ABOUT THE CAS RETREAT…
NOT WHAT IT IS BUT WHAT IT DOES
Either by pure coincidence or fate, it just so happened that I would be writing this article today, on the 28th of October — the one-month anniversary of the IB Juniors CAS Retreat. On this very day a month ago, forty-one students were packing and readying themselves for (hopefully) the trip of a lifetime.
I was one of say forty-one students, and I remember that day vividly… almost like it was just thirty days back. That 28th, I recall, was spent frantically running around the house, panicking about the possibility of forgetting my toiletries or other necessities. It’s actually giving me anxiety just thinking about it. Thing is, I’m sure I wasn’t the only one. We really need to stop putting off packing; one of these days it’ll really cost us.
Oh, well. What are you gonna do?
Moving on. I realize it might be a little late to be addressing something that happened almost a month ago, but I think the experience is worth writing about at least once. Hopefully, this’ll do it justice, and add to all the hype surrounding the CAS Retreat. Seriously, though, this trip is legendary; it deserves all the hype and exaggeration in the world.
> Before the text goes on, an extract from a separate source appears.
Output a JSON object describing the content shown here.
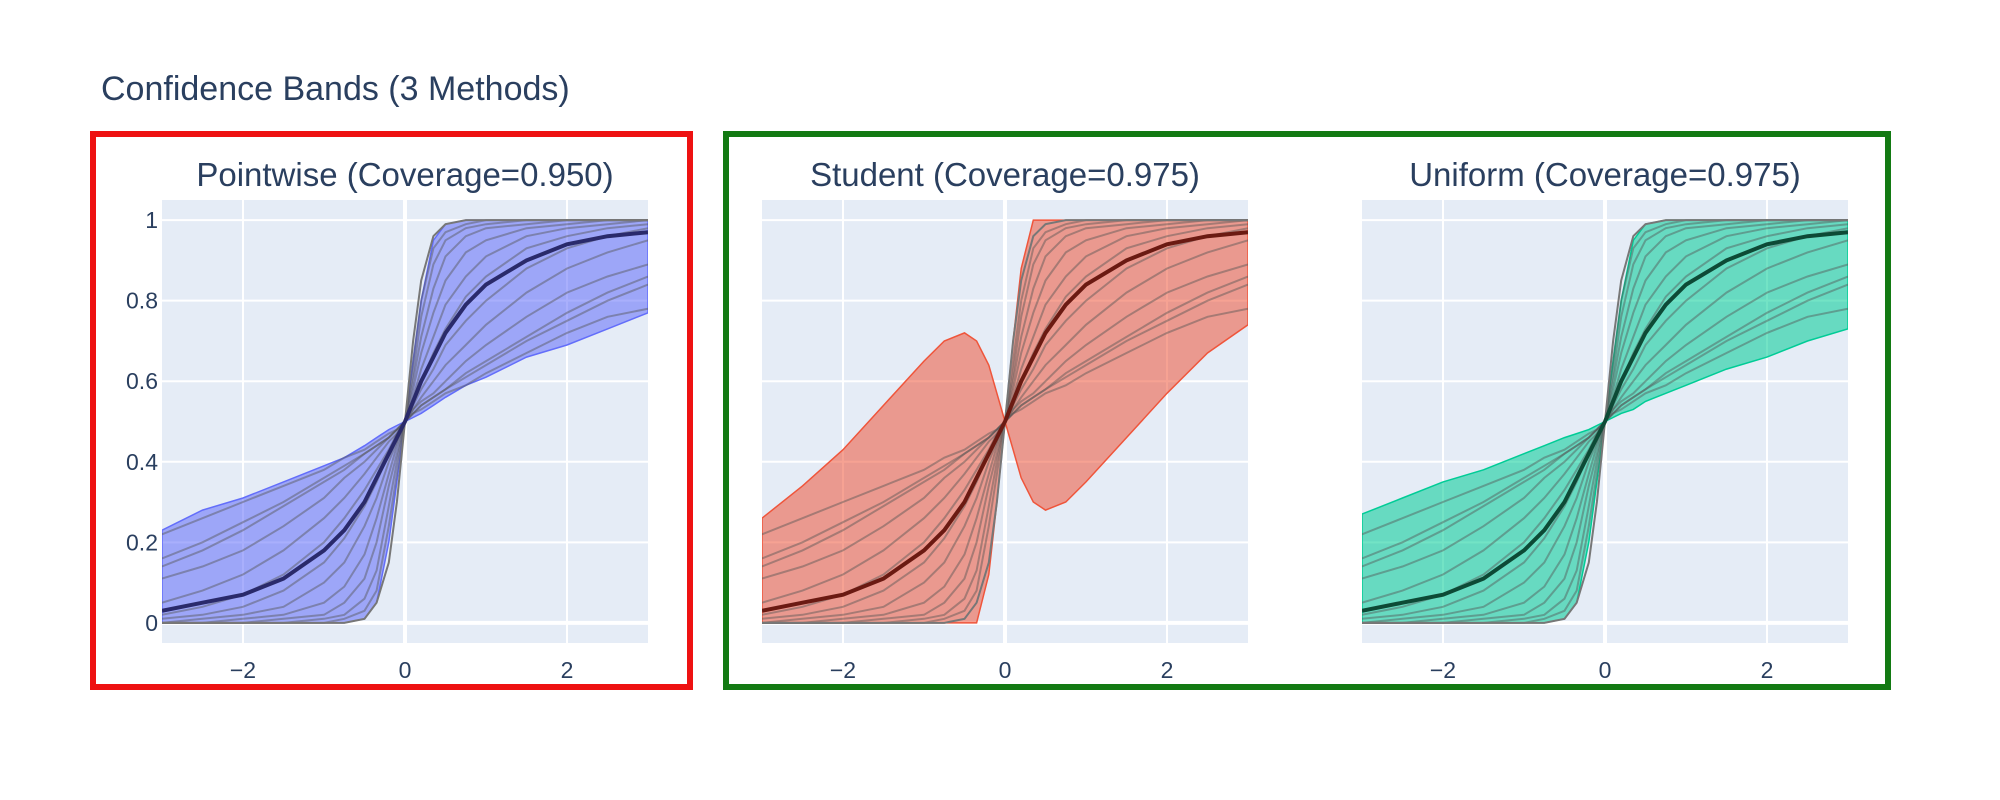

I’d gone through my former high school years on the receiving end of some crazy story-telling from that year’s juniors. In spite of that or maybe because of it, the CAS Retreat seemed a bit too romanticized to be that memorable. Too good to be true, essentially. Now, as I write, I can’t help but curse my stupidity. Those stories couldn’t have been products of an overactive imagination, or a mean spirit trying to rub their fun in the underlings’ faces. They were all true. So very, very true.
It might be controversial to say but: if you are a sophomore and on the fence about IB, think of the retreat as a deciding factor. Now, this isn’t simply because it’s fun (though it really is!). Ever wonder why this trip takes place so early in the year? It’s not because IB work is overwhelming and new students need a break immediately. The time is actually quite strategic, if you think about it.
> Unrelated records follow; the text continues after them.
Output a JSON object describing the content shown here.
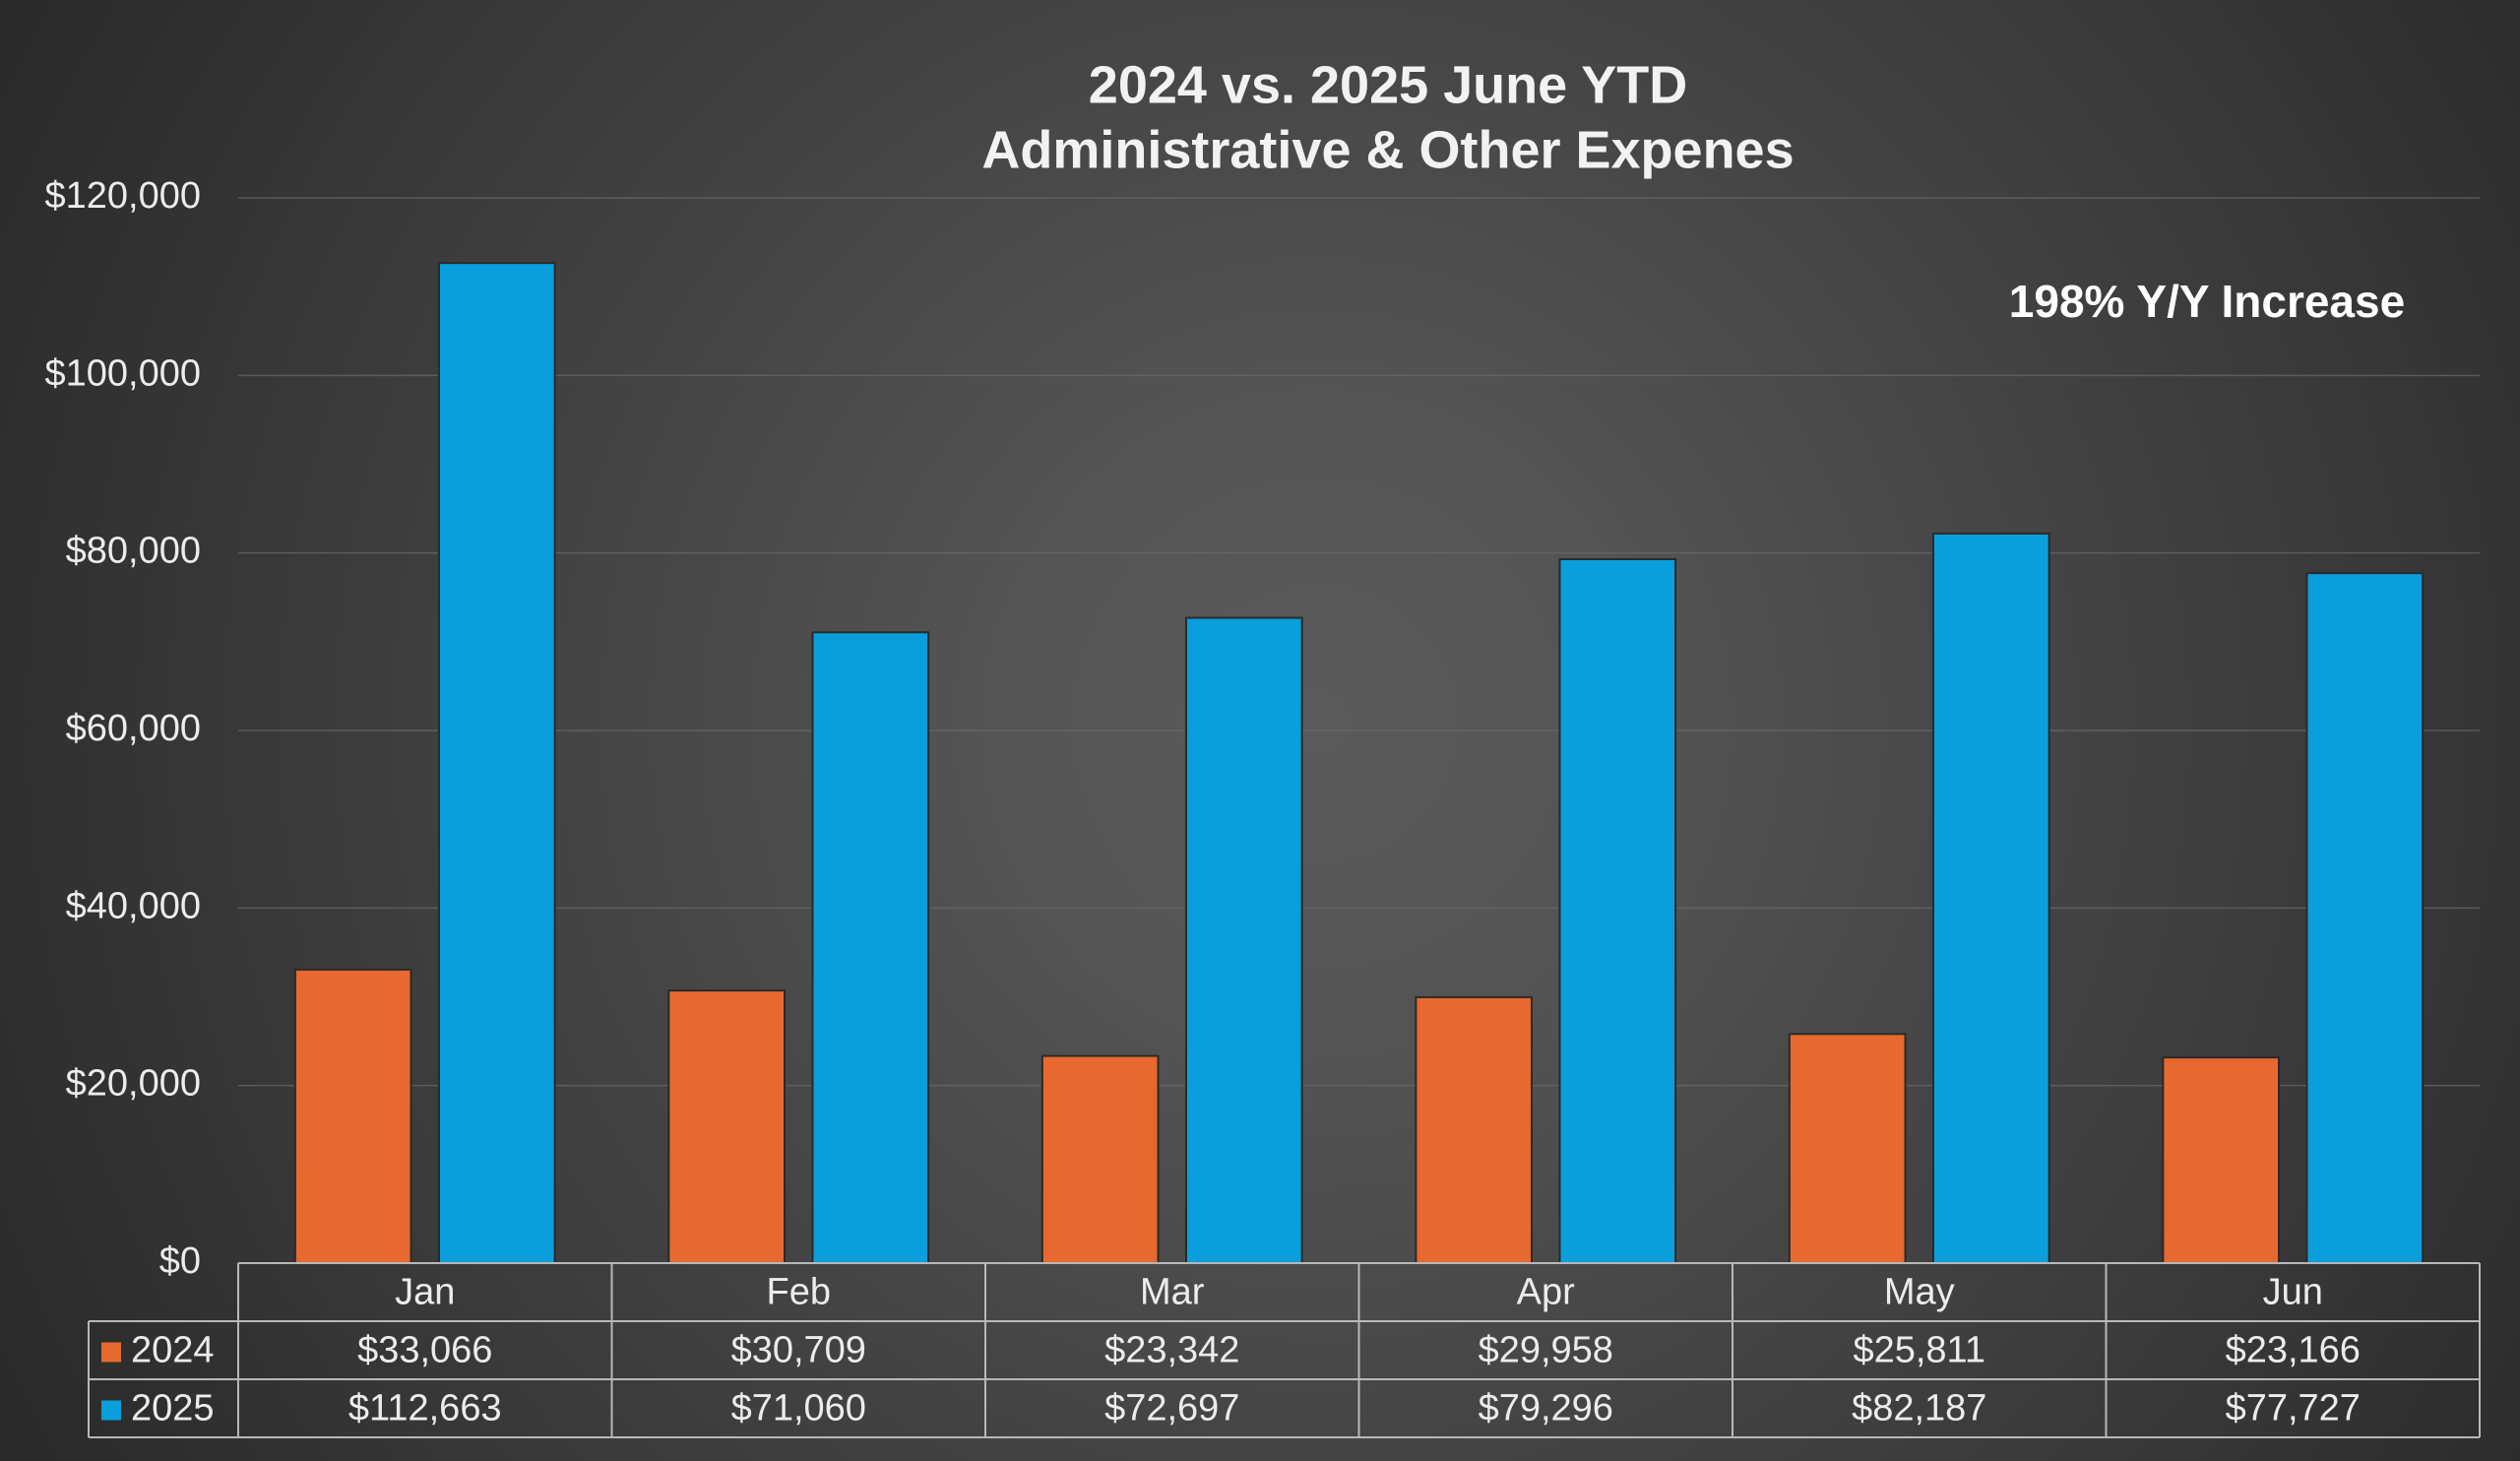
{
  "chart_data": {
    "type": "bar",
    "title": "2024 vs. 2025 June YTD",
    "subtitle": "Administrative & Other Expenes",
    "annotation": "198% Y/Y Increase",
    "categories": [
      "Jan",
      "Feb",
      "Mar",
      "Apr",
      "May",
      "Jun"
    ],
    "series": [
      {
        "name": "2024",
        "color": "#e8692f",
        "values": [
          33066,
          30709,
          23342,
          29958,
          25811,
          23166
        ],
        "value_labels": [
          "$33,066",
          "$30,709",
          "$23,342",
          "$29,958",
          "$25,811",
          "$23,166"
        ]
      },
      {
        "name": "2025",
        "color": "#0a9fdc",
        "values": [
          112663,
          71060,
          72697,
          79296,
          82187,
          77727
        ],
        "value_labels": [
          "$112,663",
          "$71,060",
          "$72,697",
          "$79,296",
          "$82,187",
          "$77,727"
        ]
      }
    ],
    "ylim": [
      0,
      120000
    ],
    "yticks": [
      {
        "value": 0,
        "label": "$0"
      },
      {
        "value": 20000,
        "label": "$20,000"
      },
      {
        "value": 40000,
        "label": "$40,000"
      },
      {
        "value": 60000,
        "label": "$60,000"
      },
      {
        "value": 80000,
        "label": "$80,000"
      },
      {
        "value": 100000,
        "label": "$100,000"
      },
      {
        "value": 120000,
        "label": "$120,000"
      }
    ],
    "grid": true,
    "data_table": true
  }
}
I’d first like to explain what some lose sight of easily: IB isn’t all about work and stress over the 1-7 grading scale, it’s two years of one’s life. 700 days — give or take. That’s 700 days spent taking the same classes you chose at the end of 10th grade. That’s 700 days spent looking at and learning from the same teachers heading those classes. That’s 700 days spent with the same classmates who joined IB with you all that time ago. Heavy stuff.
To some, I think I’ve just described prison. But, that’s why the CAS Retreat takes place so early on in the year. It’s there to help make your future IB life seem less bothersome in a manner unrivaled by encouragement from teachers/parents/ former students. Though it may be beautiful and sparkling and the holy Mecca for all your tumblr pics, you’re still in the middle of nowhere with only another forty people to keep you company. You’ll be left in close proximity with humans of whose existence you were barely aware- through the hikes, snorkeling trips, nightly reflections, community service projects, and optional night walks along the beach. All of it, you will do with people you might never have even approached before.
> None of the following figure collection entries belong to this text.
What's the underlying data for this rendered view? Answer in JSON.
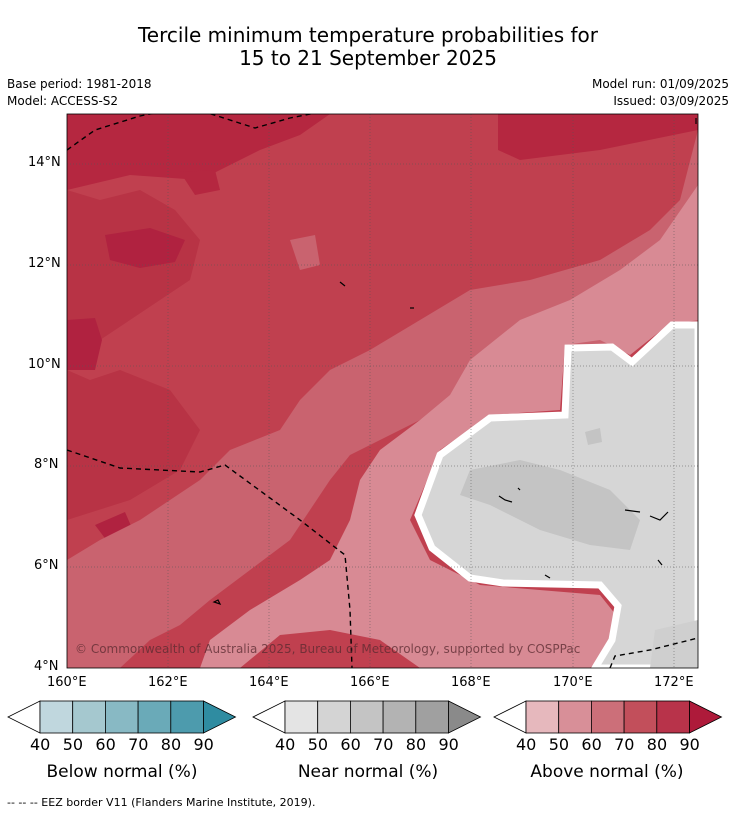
{
  "header": {
    "title_line1": "Tercile minimum temperature probabilities for",
    "title_line2": "15 to 21 September 2025",
    "base_period": "Base period: 1981-2018",
    "model": "Model: ACCESS-S2",
    "model_run": "Model run: 01/09/2025",
    "issued": "Issued: 03/09/2025"
  },
  "map": {
    "lat_ticks": [
      "14°N",
      "12°N",
      "10°N",
      "8°N",
      "6°N",
      "4°N"
    ],
    "lon_ticks": [
      "160°E",
      "162°E",
      "164°E",
      "166°E",
      "168°E",
      "170°E",
      "172°E"
    ],
    "copyright": "© Commonwealth of Australia 2025, Bureau of Meteorology, supported by COSPPac"
  },
  "colorbars": [
    {
      "label": "Below normal (%)",
      "ticks": [
        "40",
        "50",
        "60",
        "70",
        "80",
        "90"
      ],
      "colors": [
        "#c0d7de",
        "#a5c8cf",
        "#88b9c4",
        "#6aaab8",
        "#4d9bad",
        "#2f8ca1"
      ]
    },
    {
      "label": "Near normal (%)",
      "ticks": [
        "40",
        "50",
        "60",
        "70",
        "80",
        "90"
      ],
      "colors": [
        "#e4e4e4",
        "#d4d4d4",
        "#c4c4c4",
        "#b3b3b3",
        "#a0a0a0",
        "#8a8a8a"
      ]
    },
    {
      "label": "Above normal (%)",
      "ticks": [
        "40",
        "50",
        "60",
        "70",
        "80",
        "90"
      ],
      "colors": [
        "#e6b8bd",
        "#d88f98",
        "#cc6f79",
        "#c24f5b",
        "#b8334a",
        "#ae1a3a"
      ]
    }
  ],
  "footer": "--  --  -- EEZ border V11 (Flanders Marine Institute, 2019)."
}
As such, you’ll have no other choice but to pick up on their habits and their likes and dislikes, slowly but surely getting more comfortable around them. Your past judgments- you know, the ones a teenager makes with absolutely no substantial evidence- will crumble when you start seeing the similarities between yourself and others. Your past ‘enemies’, or even your own friends, will start looking more three-dimensional, more real. The begrudging civility with which you handled others will evolve into more familiar and enthusiastic interaction.
Sooner or later, in those five days, you’ll discover that these people will be your family for the next two years — there through thick and thin because you all chose the IB route. You’ll understand that these smiling faces around you will be there to lend you a hand, to offer a comforting shoulder, to complain with you about an upcoming Paper 2. They’ll be there to join in your laughter and tears, joy and sadness. And, really, you’ll find that you won’t mind.
That is what the IB CAS Retreat is all about: showing you that no matter how intimidating and tough the next two years may seem, you’ll always have others there to support you.